Treatment of rat liver plasma membranes with various commercial preparations of crude collagenase from Clostridium histolyticum at concentrations as low as 1 mug/ml, resulted in activation of the adenylate cyclase system. Maximal activation occurred at 50 to 100 mug/ml of collagenase, and promoted a 2- to 3-fold increase in the basal activity as well as in the activities stimulated by catecholamines, glucagon, fluoride, or GTP. This was due to an increase in the maximal velocity of the cyclizing reaction without any increase in the affinity of the enzyme for its substrate.
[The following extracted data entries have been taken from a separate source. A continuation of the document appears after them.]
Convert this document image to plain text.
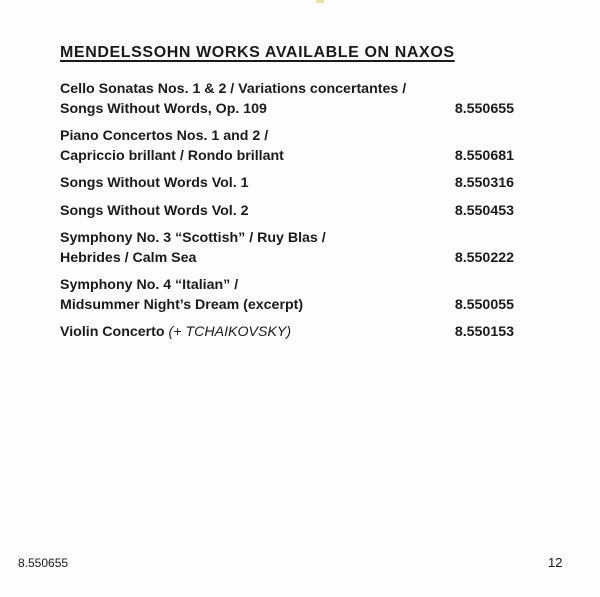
MENDELSSOHN WORKS AVAILABLE ON NAXOS
Cello Sonatas Nos. 1 & 2 / Variations concertantes /
Songs Without Words, Op. 109	8.550655
Piano Concertos Nos. 1 and 2 /
Capriccio brillant / Rondo brillant	8.550681
Songs Without Words Vol. 1	8.550316
Songs Without Words Vol. 2	8.550453
Symphony No. 3 “Scottish” / Ruy Blas /
Hebrides / Calm Sea	8.550222
Symphony No. 4 “Italian” /
Midsummer Night’s Dream (excerpt)	8.550055
Violin Concerto (+ TCHAIKOVSKY)	8.550153
8.550655	12
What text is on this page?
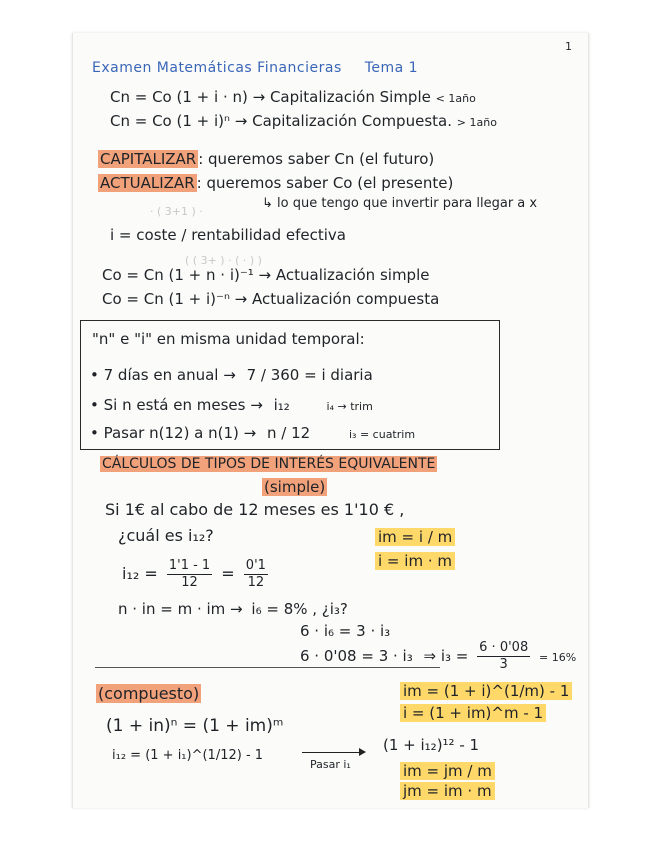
1
Examen Matemáticas Financieras Tema 1
Cn = Co (1 + i · n) → Capitalización Simple < 1año
Cn = Co (1 + i)ⁿ → Capitalización Compuesta. > 1año
CAPITALIZAR : queremos saber Cn (el futuro)
ACTUALIZAR : queremos saber Co (el presente)
↳ lo que tengo que invertir para llegar a x
i = coste / rentabilidad efectiva
· ( 3+1 ) ·
( ( 3+ ) · ( · ) )
Co = Cn (1 + n · i)⁻¹ → Actualización simple
Co = Cn (1 + i)⁻ⁿ → Actualización compuesta
"n" e "i" en misma unidad temporal:
• 7 días en anual → 7 / 360 = i diaria
• Si n está en meses → i₁₂	i₄ → trim
• Pasar n(12) a n(1) → n / 12	i₃ = cuatrim
CÁLCULOS DE TIPOS DE INTERÉS EQUIVALENTE
(simple)
Si 1€ al cabo de 12 meses es 1'10 € ,
¿cuál es i₁₂?	im = i / m
i = im · m
$i_{12} = \frac{1'1 - 1}{12} = \frac{0'1}{12}$
n · in = m · im → i₆ = 8% , ¿i₃?
6 · i₆ = 3 · i₃
6 · 0'08 = 3 · i₃ ⇒ $i_3 = \frac{6 \cdot 0'08}{3} = 16\%$
(compuesto)	im = (1 + i)^(1/m) - 1
i = (1 + im)^m - 1
(1 + in)ⁿ = (1 + im)ᵐ
i₁₂ = (1 + i₁)^(1/12) - 1
Pasar i₁
(1 + i₁₂)¹² - 1
im = jm / m
jm = im · m
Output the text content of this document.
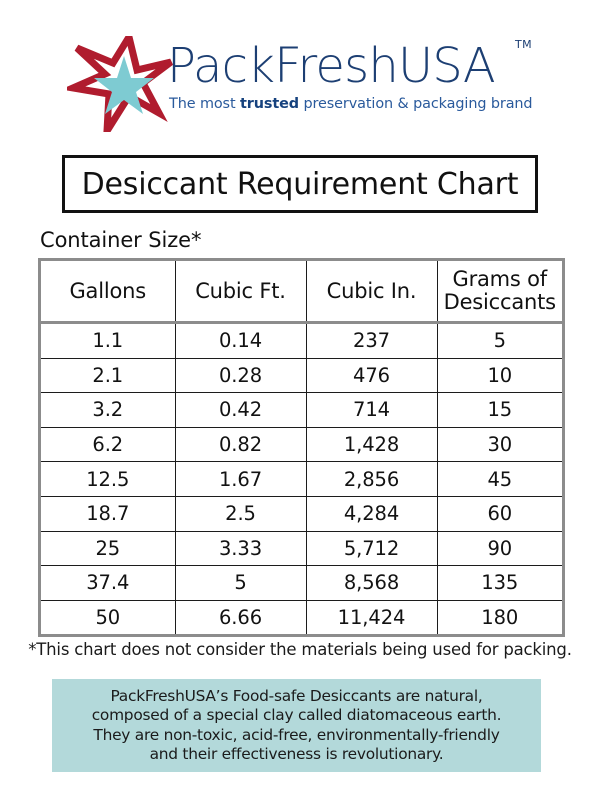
PackFreshUSA TM
The most trusted preservation & packaging brand
Desiccant Requirement Chart
Container Size*
Gallons	Cubic Ft.	Cubic In.	Grams of
Desiccants
1.1	0.14	237	5
2.1	0.28	476	10
3.2	0.42	714	15
6.2	0.82	1,428	30
12.5	1.67	2,856	45
18.7	2.5	4,284	60
25	3.33	5,712	90
37.4	5	8,568	135
50	6.66	11,424	180
*This chart does not consider the materials being used for packing.
PackFreshUSA’s Food-safe Desiccants are natural,
composed of a special clay called diatomaceous earth.
They are non-toxic, acid-free, environmentally-friendly
and their effectiveness is revolutionary.
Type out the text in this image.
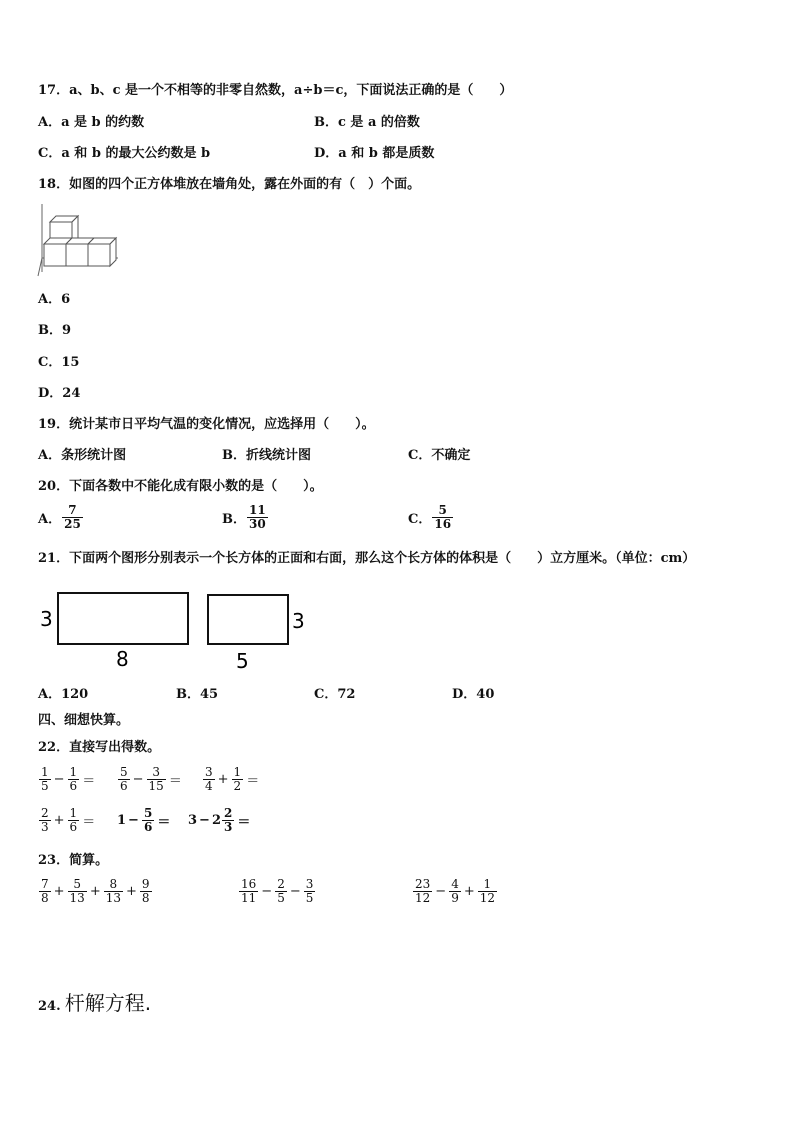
17．a、b、c 是一个不相等的非零自然数，a÷b＝c，下面说法正确的是（　　）
A．a 是 b 的约数	B．c 是 a 的倍数
C．a 和 b 的最大公约数是 b	D．a 和 b 都是质数
18．如图的四个正方体堆放在墙角处，露在外面的有（　）个面。
A．6
B．9
C．15
D．24
19．统计某市日平均气温的变化情况，应选择用（　　）。
A．条形统计图	B．折线统计图	C．不确定
20．下面各数中不能化成有限小数的是（　　）。
A． $\frac{7}{25}$	B． $\frac{11}{30}$	C． $\frac{5}{16}$
21．下面两个图形分别表示一个长方体的正面和右面，那么这个长方体的体积是（　　）立方厘米。（单位：cm）
3
8
3
5
A．120	B．45	C．72	D．40
四、细想快算。
22．直接写出得数。
$\frac{1}{5} - \frac{1}{6} = \frac{5}{6} - \frac{3}{15} = \frac{3}{4} + \frac{1}{2}$ ＝
$\frac{2}{3} + \frac{1}{6} = 1 - \frac{5}{6} = 3 - 2 \frac{2}{3}$ ＝
23．简算。
$\frac{7}{8} + \frac{5}{13} + \frac{8}{13} + \frac{9}{8}$	$\frac{16}{11} - \frac{2}{5} - \frac{3}{5}$	$\frac{23}{12} - \frac{4}{9} + \frac{1}{12}$
24. 杆解方程.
Treatment of plasma membranes with crude collagenase did not induce gross structural modifications as judged by electron microscopic examination. 5'-Nucleotidase activity was slightly inhibited and ATPase activity remained unaffected. The stimulatory substance was nondialyzable, thermolabile, and inhibited by both EDTA and -SH reagents, thus appearing to be a protein. The following observations suggest the effects observed were due to other protease(s) present in crude collagenase: (a) only crude collagenase was active on liver adenylate cyclase: treatment with purified collagenase from C. histolyticum or from Achromobacter iophagus gave no stimulation; (b) the stimulatory activity was irreversible since washing of the membranes after treatment was without effect; (c) crude collagenase contained no lecithinase or sphingomyelinase activity under our conditions of adenylate cyclase assay; (d) after chromatography on Sephadex G-100, the activator appeared as a peak in the 30,000-dalton region and was clearly separated from the collagenase and clostripain peaks, but coincident with elastolytic and caseinolytic activities; (e) the effect of crude collagenase could be prevented by addition of elastin in vitro and was mimicked by purified elastase from hog pancreas. It remains to be seen whether the effects observed result from an increase in the catalytic constant of adenylate cyclase, or an unmasking of new catalytic sites.